Sous la publication, il tombe des nues à la lecture des commentaires. "Qu'ils retournent dans leur pays crasseux !" , "Déportez-les !" ou autre "Allez vous faire foutre, putain de réfugiés"...

"Cette animosité s'ajoute à celle de certains Panaméens, Dominicains, Colombiens, Espagnols, et Chiliens, qui ont récemment dénigré mes compatriotes, insensibles face à la difficulté et à l'injustice d'abanbonner sa terre et les êtres qui nous sont chers", écrit Pedro Rojas sur son blog, dans un long texte intitulé "Xénophobie amnésique".

Pas une raison selon lui pour faire preuve d'amertume ou céder à la peur. "Ces démonstrations de racisme et de rancœur ne m'empêcheront pas de faire ce que je fais chaque jour. Je continuerai d'aimer le Mexique et son peuple. Je continuerai à donner le meilleur de moi-même pour ce pays auquel je dois tant, et je continuerai à me comporter de la manière la plus honorable et la plus décente possible pour montrer aux Mexicains et au monde que les Vénézuéliens sont des gens travailleurs et honnêtes."

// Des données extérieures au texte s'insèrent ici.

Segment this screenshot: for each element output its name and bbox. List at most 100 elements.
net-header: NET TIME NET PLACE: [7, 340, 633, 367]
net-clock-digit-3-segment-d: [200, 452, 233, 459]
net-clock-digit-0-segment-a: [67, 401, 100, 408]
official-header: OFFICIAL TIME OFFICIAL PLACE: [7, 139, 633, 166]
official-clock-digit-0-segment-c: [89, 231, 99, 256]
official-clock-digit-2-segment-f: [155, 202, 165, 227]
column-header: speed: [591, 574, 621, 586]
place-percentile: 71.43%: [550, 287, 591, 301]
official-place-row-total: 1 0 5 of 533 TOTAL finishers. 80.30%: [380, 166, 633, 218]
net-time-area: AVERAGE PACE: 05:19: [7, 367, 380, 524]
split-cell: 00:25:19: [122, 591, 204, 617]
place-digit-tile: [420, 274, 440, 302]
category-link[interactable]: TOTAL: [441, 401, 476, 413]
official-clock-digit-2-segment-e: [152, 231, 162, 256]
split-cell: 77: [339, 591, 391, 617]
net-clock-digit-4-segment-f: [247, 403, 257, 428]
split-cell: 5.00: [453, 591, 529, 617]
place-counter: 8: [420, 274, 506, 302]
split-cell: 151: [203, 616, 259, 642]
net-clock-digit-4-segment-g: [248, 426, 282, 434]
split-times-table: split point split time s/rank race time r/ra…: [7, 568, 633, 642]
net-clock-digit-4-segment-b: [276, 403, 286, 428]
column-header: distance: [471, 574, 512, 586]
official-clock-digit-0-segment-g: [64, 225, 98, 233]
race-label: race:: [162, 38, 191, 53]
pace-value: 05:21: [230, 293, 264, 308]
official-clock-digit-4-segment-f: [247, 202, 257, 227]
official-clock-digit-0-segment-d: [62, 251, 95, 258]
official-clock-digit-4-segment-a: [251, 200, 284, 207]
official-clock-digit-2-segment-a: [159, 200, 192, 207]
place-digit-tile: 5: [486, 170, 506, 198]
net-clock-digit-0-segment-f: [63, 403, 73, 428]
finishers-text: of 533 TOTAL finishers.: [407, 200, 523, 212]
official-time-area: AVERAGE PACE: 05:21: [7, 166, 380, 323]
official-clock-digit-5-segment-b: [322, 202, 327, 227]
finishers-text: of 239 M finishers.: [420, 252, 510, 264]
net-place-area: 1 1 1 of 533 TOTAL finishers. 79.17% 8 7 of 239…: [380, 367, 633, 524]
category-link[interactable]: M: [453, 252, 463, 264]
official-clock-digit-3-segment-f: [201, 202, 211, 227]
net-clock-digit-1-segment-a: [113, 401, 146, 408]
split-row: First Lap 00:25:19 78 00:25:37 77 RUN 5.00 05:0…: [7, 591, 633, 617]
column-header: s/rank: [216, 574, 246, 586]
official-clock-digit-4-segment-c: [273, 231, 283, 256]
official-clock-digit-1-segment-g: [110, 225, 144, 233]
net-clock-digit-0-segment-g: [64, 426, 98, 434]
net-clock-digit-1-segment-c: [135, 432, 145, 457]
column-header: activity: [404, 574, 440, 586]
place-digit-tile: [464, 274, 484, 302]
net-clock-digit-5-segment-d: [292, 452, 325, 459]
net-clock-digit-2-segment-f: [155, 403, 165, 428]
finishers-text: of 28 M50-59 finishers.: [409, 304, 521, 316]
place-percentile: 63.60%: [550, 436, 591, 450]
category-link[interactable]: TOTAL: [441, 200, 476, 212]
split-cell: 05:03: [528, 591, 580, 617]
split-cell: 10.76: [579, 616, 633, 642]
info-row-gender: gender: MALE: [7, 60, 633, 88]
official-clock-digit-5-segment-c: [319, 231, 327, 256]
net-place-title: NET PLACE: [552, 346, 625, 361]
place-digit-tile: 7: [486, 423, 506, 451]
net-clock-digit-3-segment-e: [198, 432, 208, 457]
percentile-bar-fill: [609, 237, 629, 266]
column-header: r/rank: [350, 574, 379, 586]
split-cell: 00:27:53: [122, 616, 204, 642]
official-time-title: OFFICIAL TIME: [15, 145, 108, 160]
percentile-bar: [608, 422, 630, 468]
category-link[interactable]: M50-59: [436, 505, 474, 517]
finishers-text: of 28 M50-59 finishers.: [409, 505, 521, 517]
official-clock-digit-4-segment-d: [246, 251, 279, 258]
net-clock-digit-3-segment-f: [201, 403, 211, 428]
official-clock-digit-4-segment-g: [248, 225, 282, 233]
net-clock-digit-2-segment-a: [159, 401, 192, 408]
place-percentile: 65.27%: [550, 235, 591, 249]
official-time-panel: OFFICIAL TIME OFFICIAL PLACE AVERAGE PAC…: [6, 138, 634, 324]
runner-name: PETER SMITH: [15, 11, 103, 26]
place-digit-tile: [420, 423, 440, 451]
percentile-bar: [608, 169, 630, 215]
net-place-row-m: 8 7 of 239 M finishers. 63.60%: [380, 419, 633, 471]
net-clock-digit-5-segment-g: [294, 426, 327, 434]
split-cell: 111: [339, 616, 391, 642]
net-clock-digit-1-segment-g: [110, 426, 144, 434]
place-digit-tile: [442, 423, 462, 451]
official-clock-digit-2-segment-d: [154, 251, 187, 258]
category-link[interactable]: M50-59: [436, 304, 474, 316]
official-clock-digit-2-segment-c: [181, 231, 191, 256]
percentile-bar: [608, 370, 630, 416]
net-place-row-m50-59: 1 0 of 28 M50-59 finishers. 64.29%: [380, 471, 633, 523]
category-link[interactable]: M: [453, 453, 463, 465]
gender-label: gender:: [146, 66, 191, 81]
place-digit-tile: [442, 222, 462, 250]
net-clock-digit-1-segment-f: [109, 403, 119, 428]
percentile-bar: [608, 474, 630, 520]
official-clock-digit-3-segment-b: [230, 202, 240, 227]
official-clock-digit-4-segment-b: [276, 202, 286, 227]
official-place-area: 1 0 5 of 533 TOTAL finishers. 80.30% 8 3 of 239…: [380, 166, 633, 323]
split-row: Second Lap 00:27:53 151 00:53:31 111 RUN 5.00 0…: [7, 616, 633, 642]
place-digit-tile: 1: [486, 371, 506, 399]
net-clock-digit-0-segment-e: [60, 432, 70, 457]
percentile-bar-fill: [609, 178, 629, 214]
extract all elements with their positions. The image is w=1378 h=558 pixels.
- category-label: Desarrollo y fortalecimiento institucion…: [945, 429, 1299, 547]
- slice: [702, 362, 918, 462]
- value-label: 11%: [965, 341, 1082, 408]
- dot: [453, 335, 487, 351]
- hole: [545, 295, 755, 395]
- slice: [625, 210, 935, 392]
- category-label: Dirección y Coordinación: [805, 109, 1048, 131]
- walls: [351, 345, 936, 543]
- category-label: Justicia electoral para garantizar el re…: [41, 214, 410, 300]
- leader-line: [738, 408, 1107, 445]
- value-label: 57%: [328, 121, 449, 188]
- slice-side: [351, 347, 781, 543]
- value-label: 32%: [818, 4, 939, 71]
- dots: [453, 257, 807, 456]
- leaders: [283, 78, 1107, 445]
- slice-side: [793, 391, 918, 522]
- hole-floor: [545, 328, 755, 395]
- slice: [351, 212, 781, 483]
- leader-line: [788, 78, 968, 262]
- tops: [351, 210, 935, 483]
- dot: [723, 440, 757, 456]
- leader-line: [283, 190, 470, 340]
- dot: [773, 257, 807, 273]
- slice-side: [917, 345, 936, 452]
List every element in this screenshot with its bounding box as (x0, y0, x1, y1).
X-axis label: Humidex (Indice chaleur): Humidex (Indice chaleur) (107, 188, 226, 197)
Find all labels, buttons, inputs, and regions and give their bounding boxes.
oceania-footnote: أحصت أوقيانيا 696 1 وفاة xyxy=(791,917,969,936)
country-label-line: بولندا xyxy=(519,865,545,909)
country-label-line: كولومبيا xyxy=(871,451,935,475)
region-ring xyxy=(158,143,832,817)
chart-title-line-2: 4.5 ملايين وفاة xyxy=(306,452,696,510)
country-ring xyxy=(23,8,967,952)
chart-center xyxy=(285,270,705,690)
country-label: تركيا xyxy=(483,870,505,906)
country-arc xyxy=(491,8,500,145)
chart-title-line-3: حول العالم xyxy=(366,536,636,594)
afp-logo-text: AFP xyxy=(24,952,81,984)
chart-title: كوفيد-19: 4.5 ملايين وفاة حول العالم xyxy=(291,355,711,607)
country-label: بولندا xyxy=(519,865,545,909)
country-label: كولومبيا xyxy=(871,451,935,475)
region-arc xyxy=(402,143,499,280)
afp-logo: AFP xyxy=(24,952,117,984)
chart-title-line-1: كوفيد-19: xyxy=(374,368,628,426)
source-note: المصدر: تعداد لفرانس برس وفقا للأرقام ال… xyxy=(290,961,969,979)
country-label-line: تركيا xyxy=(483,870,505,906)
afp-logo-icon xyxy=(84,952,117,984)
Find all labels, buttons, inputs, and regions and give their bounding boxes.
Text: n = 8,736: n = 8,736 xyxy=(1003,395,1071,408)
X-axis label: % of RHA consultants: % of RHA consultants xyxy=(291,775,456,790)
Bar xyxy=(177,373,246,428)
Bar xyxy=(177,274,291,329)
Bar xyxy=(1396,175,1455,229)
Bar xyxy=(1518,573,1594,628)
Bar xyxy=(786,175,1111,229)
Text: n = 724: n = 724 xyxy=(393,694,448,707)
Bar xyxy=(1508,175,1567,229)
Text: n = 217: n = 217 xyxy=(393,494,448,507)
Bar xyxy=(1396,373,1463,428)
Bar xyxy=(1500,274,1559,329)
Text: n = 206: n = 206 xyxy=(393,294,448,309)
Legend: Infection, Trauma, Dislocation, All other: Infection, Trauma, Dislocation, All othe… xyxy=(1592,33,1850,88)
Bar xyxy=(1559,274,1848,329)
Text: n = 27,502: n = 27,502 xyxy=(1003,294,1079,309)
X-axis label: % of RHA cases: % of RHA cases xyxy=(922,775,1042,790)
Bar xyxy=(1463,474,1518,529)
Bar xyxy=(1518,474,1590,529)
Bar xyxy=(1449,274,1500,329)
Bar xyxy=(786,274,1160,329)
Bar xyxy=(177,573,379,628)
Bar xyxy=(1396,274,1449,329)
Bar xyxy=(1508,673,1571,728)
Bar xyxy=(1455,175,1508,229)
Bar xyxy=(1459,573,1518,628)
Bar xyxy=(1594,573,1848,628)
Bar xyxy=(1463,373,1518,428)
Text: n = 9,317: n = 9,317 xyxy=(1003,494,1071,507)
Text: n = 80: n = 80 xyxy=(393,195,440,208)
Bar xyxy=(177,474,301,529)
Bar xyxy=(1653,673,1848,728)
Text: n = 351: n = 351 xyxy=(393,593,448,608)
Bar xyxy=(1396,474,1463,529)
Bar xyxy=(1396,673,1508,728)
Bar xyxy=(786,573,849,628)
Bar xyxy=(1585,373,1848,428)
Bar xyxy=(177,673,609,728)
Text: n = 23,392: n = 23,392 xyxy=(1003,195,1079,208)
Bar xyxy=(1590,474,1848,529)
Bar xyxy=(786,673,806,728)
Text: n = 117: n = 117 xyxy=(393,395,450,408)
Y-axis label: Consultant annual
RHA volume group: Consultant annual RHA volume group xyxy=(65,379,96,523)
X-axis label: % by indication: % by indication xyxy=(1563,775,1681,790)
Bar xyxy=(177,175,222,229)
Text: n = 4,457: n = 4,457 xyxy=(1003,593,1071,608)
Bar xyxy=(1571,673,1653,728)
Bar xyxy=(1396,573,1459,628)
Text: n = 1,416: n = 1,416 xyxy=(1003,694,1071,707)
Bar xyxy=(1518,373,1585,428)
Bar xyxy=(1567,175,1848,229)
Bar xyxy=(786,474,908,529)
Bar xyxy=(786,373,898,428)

Face à ces discriminations, des voix se sont fait entendre. En visite dans la ville frontalière de Cucuta le 28 avril, le président colombien Juan Manuel Santos a contredit son vice-président et son rejet des "venecos".

Nous ne pouvons pas tomber dans la xénophobie, dans la discrimination. [...] J'appelle les Colombiens à adopter cette attitude : ne commençons pas à accuser les Vénézuéliens de tous nos maux, surtout à la frontière. Au contraire, nous allons leur tendre une main solidaire et leur dire : frères, nous sommes avec vous.

Juan Manuel Santos, président de la Colombie

à Ntn24

Commentaire sobre de Pedro Rojas, le blogueur vénézuélien qui dénonce la xénophobie au Mexique : "Santos est conscient que, par le passé, nous avons tendu la main à la Colombie. Et que ce qui se passe chez nous peut arriver à n'importe quel pays."